On what became the other side, the fact that anyone with the ability to imagine the consequences but no probable route to likely victory actually did resist at moments seem baffling.  At the very most I have only a single possible relative who in this sense resisted—a name found in the archives by a cousin who learned Russian in college, not at the dinner table, the name of a man with our spelling of a slightly unusual Slavic surname from our village in Ukraine, who is listed in an archive as “Partisan, betrayed, shot, 1944.”. But he, I think, deserves less credit than any French resister of 1940 or early 1941, because as a Jew in German-controlled Ukraine his choice were a very simple and straightforward one:  certain death, or, through resistance, a tiny chance at life.  But any French resister could almost certainly have had a possibly humiliating and pinched life with only a minute chance of death at German hands, barring the choice to resist, which incurred a possibly dreadful cost.  For the characters in Un village français who make that choice almost everything at first goes wrong; their imagined lives are heartbreaking, and immensely impressive.

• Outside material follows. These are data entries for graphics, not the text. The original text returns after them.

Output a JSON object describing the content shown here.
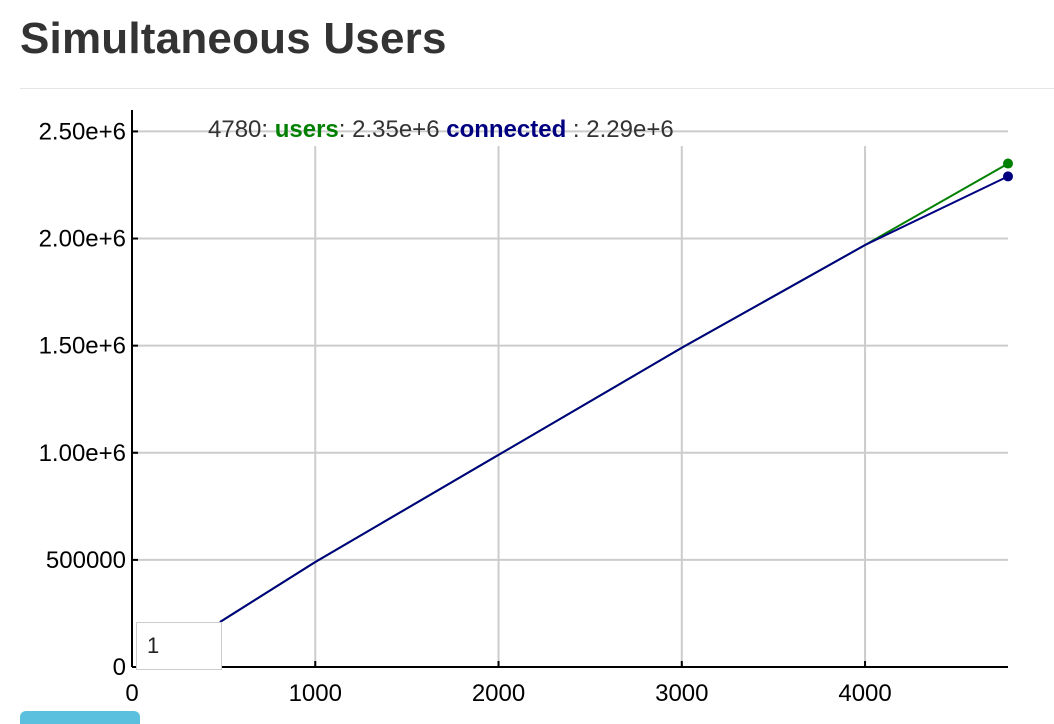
{
  "page": {
    "title": "Simultaneous Users",
    "roll_period_value": "1"
  },
  "legend": {
    "x_value": "4780",
    "separator": ":",
    "series": [
      {
        "name": "users",
        "value": "2.35e+6",
        "color": "#008000"
      },
      {
        "name": "connected",
        "value": "2.29e+6",
        "color": "#000080"
      }
    ]
  },
  "chart_data": {
    "type": "line",
    "title": "Simultaneous Users",
    "xlabel": "",
    "ylabel": "",
    "xlim": [
      0,
      4780
    ],
    "ylim": [
      0,
      2600000
    ],
    "grid": true,
    "legend_placement": "top",
    "x_ticks": [
      0,
      1000,
      2000,
      3000,
      4000
    ],
    "x_tick_labels": [
      "0",
      "1000",
      "2000",
      "3000",
      "4000"
    ],
    "y_ticks": [
      0,
      500000,
      1000000,
      1500000,
      2000000,
      2500000
    ],
    "y_tick_labels": [
      "0",
      "500000",
      "1.00e+6",
      "1.50e+6",
      "2.00e+6",
      "2.50e+6"
    ],
    "series": [
      {
        "name": "users",
        "color": "#008000",
        "x": [
          480,
          1000,
          2000,
          3000,
          4000,
          4780
        ],
        "values": [
          210000,
          490000,
          990000,
          1490000,
          1970000,
          2350000
        ]
      },
      {
        "name": "connected",
        "color": "#000080",
        "x": [
          480,
          1000,
          2000,
          3000,
          4000,
          4780
        ],
        "values": [
          210000,
          490000,
          990000,
          1490000,
          1970000,
          2290000
        ]
      }
    ]
  }
}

For Americans watching it now there is one downside, because little is quite as mortifying as watching the word ‘resistance’ applied by fellow citizens to themselves for retweeting something, or laughing at often hilarious TV sketch comedy, or writing a column in a newspaper whose circulation is rising on the strength of peoples’ admirable detestation of a very nasty elected government.  So far, and with any luck at all for the whole of Trump’s time in government, a lit cigarette in the hands of a policeman is not terrifying.  Ours is a very bad government, one very dangerous and possibly fatal to a number of our non-citizens neighbors—but not at all dangerous to most, probably all, of the rest of usWatching actors portray people who made the amazing choice to resist an inconceivably greater evil under desperate odds, one is not only instructed, but made ashamed.